I relaxed in chair in an outdoor cafe in 6th of October and tried to coherently and sensitively express my thoughts.
Well, it’s just that, this is great we’re all having fun and learning so much from each other. I feel so lucky to be here. But we shouldn’t be here. None of us would be here if the United States, my country, had not invaded Iraq.
It was around 2 a.m. and our night was winding down with sheesha and drinks (fruit and coffee only!). The day had been a marathon of welcomes from our Iraqi co-workers and friends in 6th of October–a city 40 minutes outside Cairo, known for high immigrant populations.
Iraqi food was the named theme of the day. For lunch they treated us to a feast of grilled meat, tabouli, tahina, potatoes, eggplant , lamb, rice, and goza beans. Stomachs already full, we visited three more houses, where we were serenaded with delicious food and drink.
The first apartment was spacious, with exquisite new curtains matching sofas and tables. It was clear this family was well-off in Iraq and in there three years here, they had done their best to replicate.
The father family, an engineer who works as a translator in our office, drew our attention to a souvenirs given by friends from around the world and a family portrait. Lovingly displayed in a glass cabinet, they were the only personal things visible in the apartment. It was clear this place was a transit point.
The walls were bare.
In the other houses we enjoyed tea, deserts and conversational mix of English and Iraqi (to my dismay, very different from Egyptian) Arabic.
We were welcomed without reservation. Our thanks were met with thanks for our work and friendship.
In my three weeks working in the office no one has criticized my nationality. No one has asked me to justify America’s actions in Iraq. When I’ve brought it up there hasn’t been resentment, just a sense of we’re in this together.
What should we do now?
I don’t know.
I don’t know either.
One Iraqi suggested Americans put down the weapons and get to work rebuilding.
Wouldn’t they be targets? Would peace stick? I asked.
I don’t know.
In the cafe we do not spend time talking about things that did and do go on wrong. We accept the reality of the moments. We are here now. From Australia, American, Quebec, and Iraq.

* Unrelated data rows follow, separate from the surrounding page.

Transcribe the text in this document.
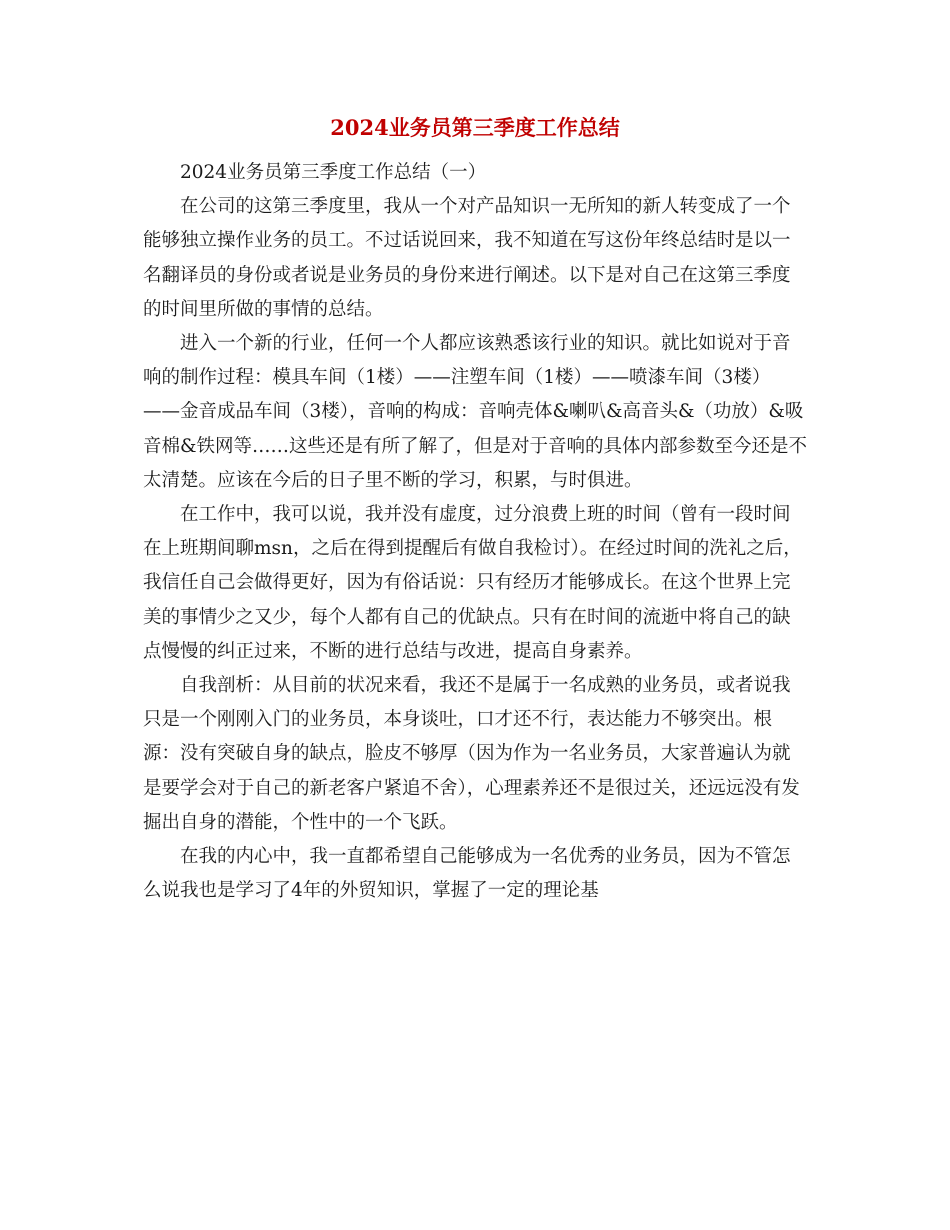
2024业务员第三季度工作总结

2024业务员第三季度工作总结（一）

在公司的这第三季度里，我从一个对产品知识一无所知的新人转变成了一个能够独立操作业务的员工。不过话说回来，我不知道在写这份年终总结时是以一名翻译员的身份或者说是业务员的身份来进行阐述。以下是对自己在这第三季度的时间里所做的事情的总结。

进入一个新的行业，任何一个人都应该熟悉该行业的知识。就比如说对于音响的制作过程：模具车间（1楼）——注塑车间（1楼）——喷漆车间（3楼）——金音成品车间（3楼），音响的构成：音响壳体&喇叭&高音头&（功放）&吸音棉&铁网等……这些还是有所了解了，但是对于音响的具体内部参数至今还是不太清楚。应该在今后的日子里不断的学习，积累，与时俱进。

在工作中，我可以说，我并没有虚度，过分浪费上班的时间（曾有一段时间在上班期间聊msn，之后在得到提醒后有做自我检讨）。在经过时间的洗礼之后，我信任自己会做得更好，因为有俗话说：只有经历才能够成长。在这个世界上完美的事情少之又少，每个人都有自己的优缺点。只有在时间的流逝中将自己的缺点慢慢的纠正过来，不断的进行总结与改进，提高自身素养。

自我剖析：从目前的状况来看，我还不是属于一名成熟的业务员，或者说我只是一个刚刚入门的业务员，本身谈吐，口才还不行，表达能力不够突出。根源：没有突破自身的缺点，脸皮不够厚（因为作为一名业务员，大家普遍认为就是要学会对于自己的新老客户紧追不舍），心理素养还不是很过关，还远远没有发掘出自身的潜能，个性中的一个飞跃。

在我的内心中，我一直都希望自己能够成为一名优秀的业务员，因为不管怎么说我也是学习了4年的外贸知识，掌握了一定的理论基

We play ping-pong, enjoy food and each others’ company.
Momentum is toward the future. We are friends and co-workers, we have a lot of work at the moment, that is our focus.
Safely in a microbus zooming back toward Cairo, Rami calls us.
Our you safe? Are you almost there? You should be there by now?
We’re fine, we’re fine. We’ll be there soon, we tell him.
It is our responsibility to get our guests home safely too, he says.
Yet I still can’t help but wonder….
What if America policy lived by the same responsibility as our friends?